A written confession from a Japanese official in World War II, which was made public on Monday, showed that Japan grew and traded opium during its occupation in northeast China.
The confession was from Tadayuki Furuumi, who worked for the government of "Manchukuo", the puppet state established by the Empire of Japan in northeast China from 1931 to 1945. The confession was posted on the website of the State Archives Administration (SAA).
Furuumi, born in Tokyo in 1900, worked for Japan's Ministry of Finance before his appointment to northeast China in July 1932. He successively took posts in the "Manchukuo" government as special division chief and section chief of the accountant office of the Ministry of General Affairs, undersecretary of the Ministry of Economic Affairs, undersecretary of the Ministry of General Affairs and director general of the Planning Bureau, before being arrested after Japan's defeat in 1945.

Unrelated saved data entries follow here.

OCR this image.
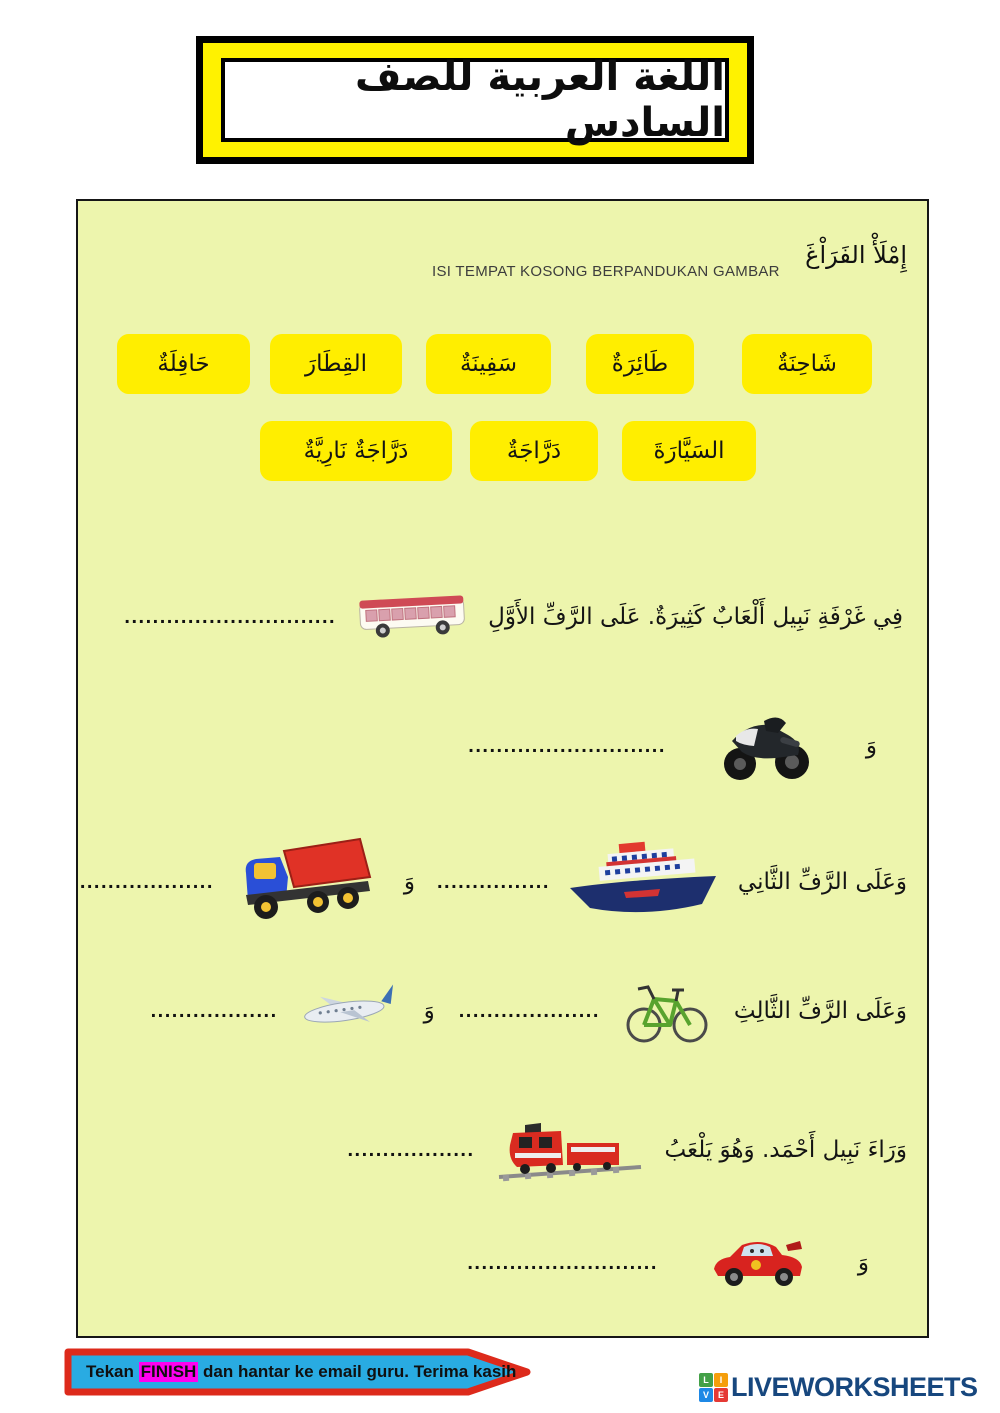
اللغة العربية للصف السادس
ISI TEMPAT KOSONG BERPANDUKAN GAMBAR
إِمْلَأْ الفَرَاْغَ
حَافِلَةٌ	القِطَارَ	سَفِينَةٌ	طَائِرَةٌ	شَاحِنَةٌ
دَرَّاجَةٌ نَارِيَّةٌ	دَرَّاجَةٌ	السَيَّارَةَ
فِي غَرْفَةِ نَبِيل أَلْعَابٌ كَثِيرَةٌ. عَلَى الرَّفِّ الأَوَّلِ
..............................
وَ
............................
وَعَلَى الرَّفِّ الثَّانِي
................
وَ
...................
وَعَلَى الرَّفِّ الثَّالِثِ
....................
وَ
..................
وَرَاءَ نَبِيل أَحْمَد. وَهُوَ يَلْعَبُ
..................
وَ
...........................
Tekan FINISH dan hantar ke email guru. Terima kasih	L	I
V E LIVEWORKSHEETS
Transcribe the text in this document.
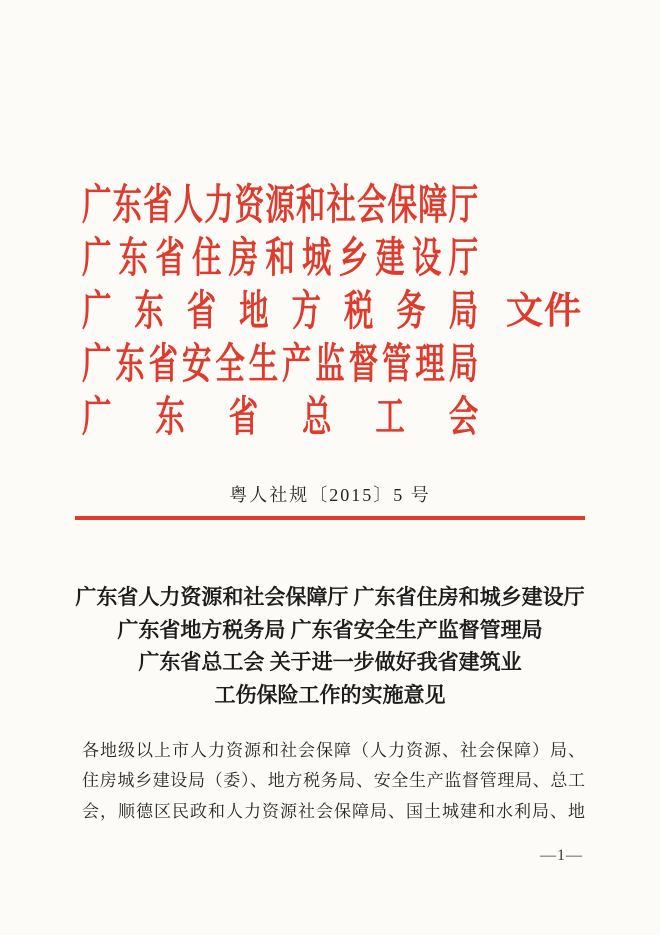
广 东 省 人 力 资 源 和 社 会 保 障 厅
广 东 省 住 房 和 城 乡 建 设 厅
广 东 省 地 方 税 务 局
广 东 省 安 全 生 产 监 督 管 理 局
广 东 省 总 工 会
文件
粤人社规〔2015〕5 号
广东省人力资源和社会保障厅 广东省住房和城乡建设厅
广东省地方税务局 广东省安全生产监督管理局
广东省总工会 关于进一步做好我省建筑业
工伤保险工作的实施意见
各地级以上市人力资源和社会保障（人力资源、社会保障）局、
住房城乡建设局（委）、地方税务局、安全生产监督管理局、总工
会，顺德区民政和人力资源社会保障局、国土城建和水利局、地
—1—
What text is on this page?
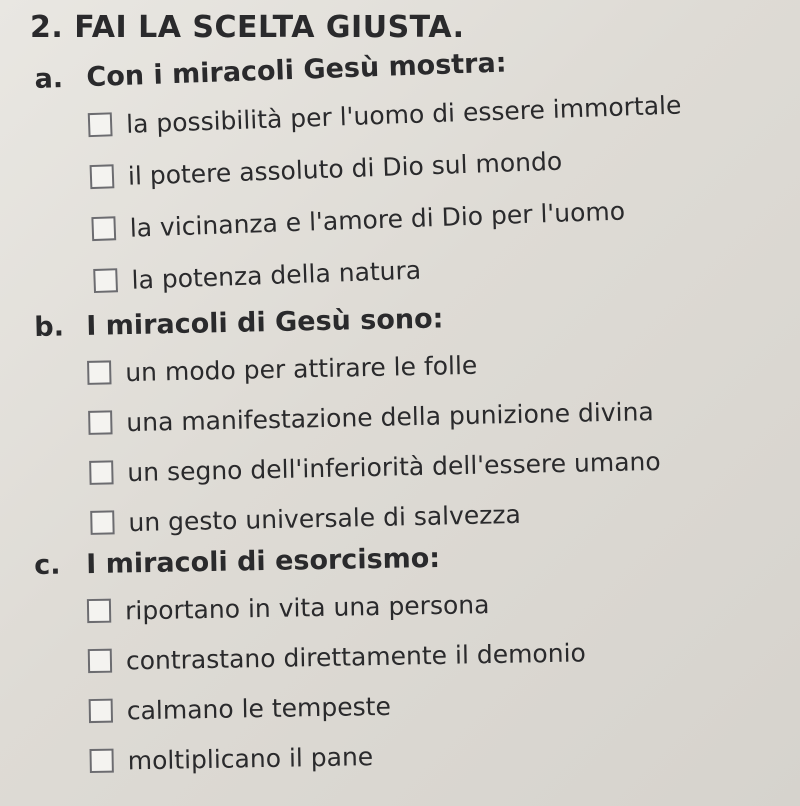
2. FAI LA SCELTA GIUSTA.
a. Con i miracoli Gesù mostra:
la possibilità per l'uomo di essere immortale
il potere assoluto di Dio sul mondo
la vicinanza e l'amore di Dio per l'uomo
la potenza della natura
b. I miracoli di Gesù sono:
un modo per attirare le folle
una manifestazione della punizione divina
un segno dell'inferiorità dell'essere umano
un gesto universale di salvezza
c. I miracoli di esorcismo:
riportano in vita una persona
contrastano direttamente il demonio
calmano le tempeste
moltiplicano il pane
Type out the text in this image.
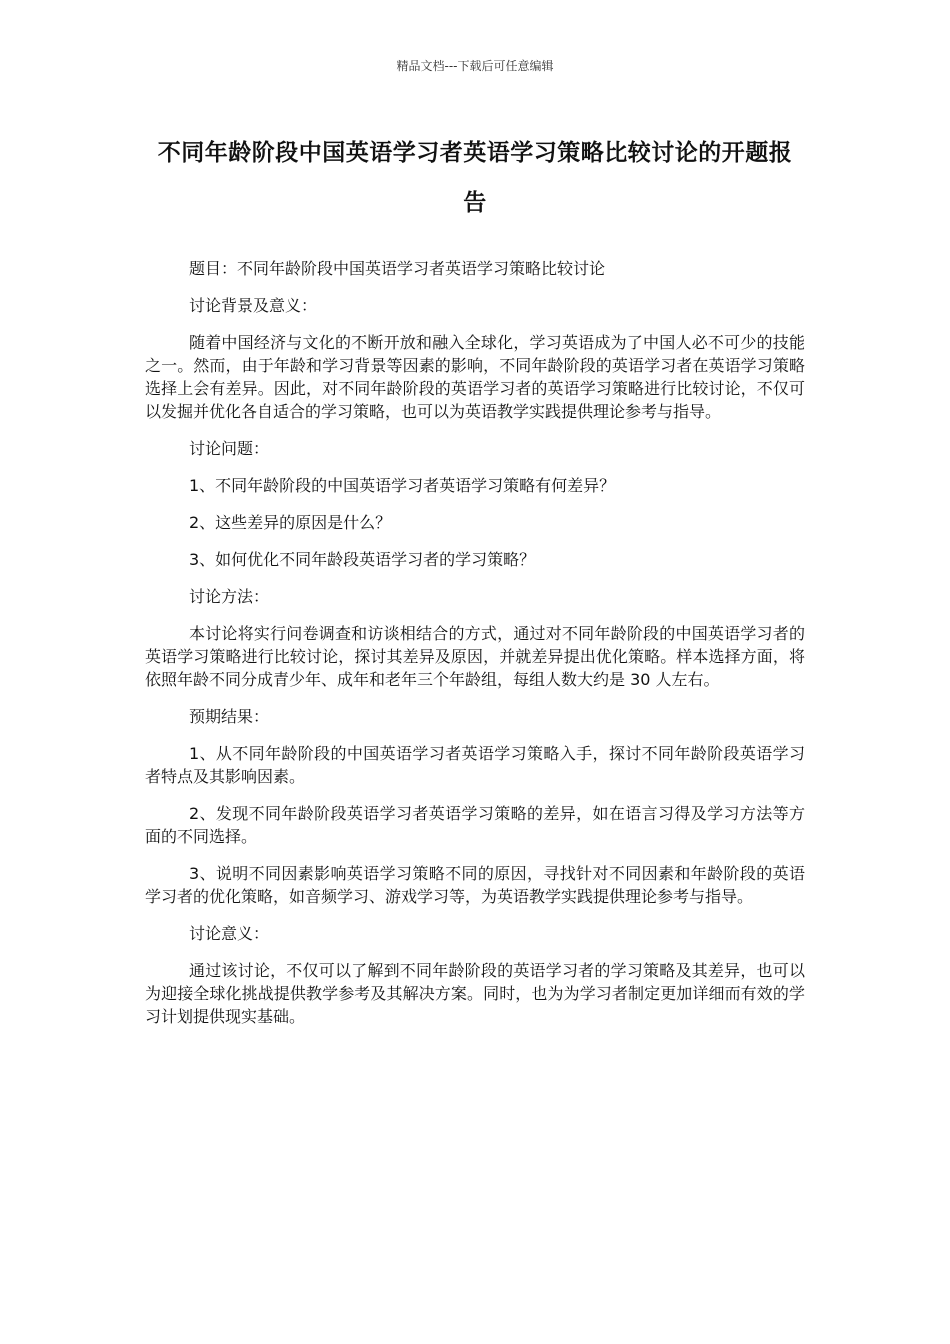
精品文档---下载后可任意编辑
不同年龄阶段中国英语学习者英语学习策略比较讨论的开题报告

题目：不同年龄阶段中国英语学习者英语学习策略比较讨论

讨论背景及意义：

随着中国经济与文化的不断开放和融入全球化，学习英语成为了中国人必不可少的技能之一。然而，由于年龄和学习背景等因素的影响，不同年龄阶段的英语学习者在英语学习策略选择上会有差异。因此，对不同年龄阶段的英语学习者的英语学习策略进行比较讨论，不仅可以发掘并优化各自适合的学习策略，也可以为英语教学实践提供理论参考与指导。

讨论问题：

1、不同年龄阶段的中国英语学习者英语学习策略有何差异？

2、这些差异的原因是什么？

3、如何优化不同年龄段英语学习者的学习策略？

讨论方法：

本讨论将实行问卷调查和访谈相结合的方式，通过对不同年龄阶段的中国英语学习者的英语学习策略进行比较讨论，探讨其差异及原因，并就差异提出优化策略。样本选择方面，将依照年龄不同分成青少年、成年和老年三个年龄组，每组人数大约是 30 人左右。

预期结果：

1、从不同年龄阶段的中国英语学习者英语学习策略入手，探讨不同年龄阶段英语学习者特点及其影响因素。

2、发现不同年龄阶段英语学习者英语学习策略的差异，如在语言习得及学习方法等方面的不同选择。

3、说明不同因素影响英语学习策略不同的原因，寻找针对不同因素和年龄阶段的英语学习者的优化策略，如音频学习、游戏学习等，为英语教学实践提供理论参考与指导。

讨论意义：

通过该讨论，不仅可以了解到不同年龄阶段的英语学习者的学习策略及其差异，也可以为迎接全球化挑战提供教学参考及其解决方案。同时，也为为学习者制定更加详细而有效的学习计划提供现实基础。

In April 1943, Furuumi "gave permission to plant opium in test fields in the plains of Mukden, Jinlin and Siping", and approved to expand plantation in the future, he wrote in the confession in 1954.
"In April 1945, I sold 100,000 liang (1 liang = 50 gram) of opium to the puppet government of Wang Jingwei in central China," he wrote.
Furuumi also wrote about the Japanese government's plan to immigrate one million households from Japan to northeast China in 20 years and exploit natural resources there.
This is the latest in a series of 45 Japanese war criminal confessions the SAA plans to publish. The SAA has been issuing one a day since July 3.
The move follows denials of war crimes in China by Japanese Prime Minister Shinzo Abe and right-wing politicians.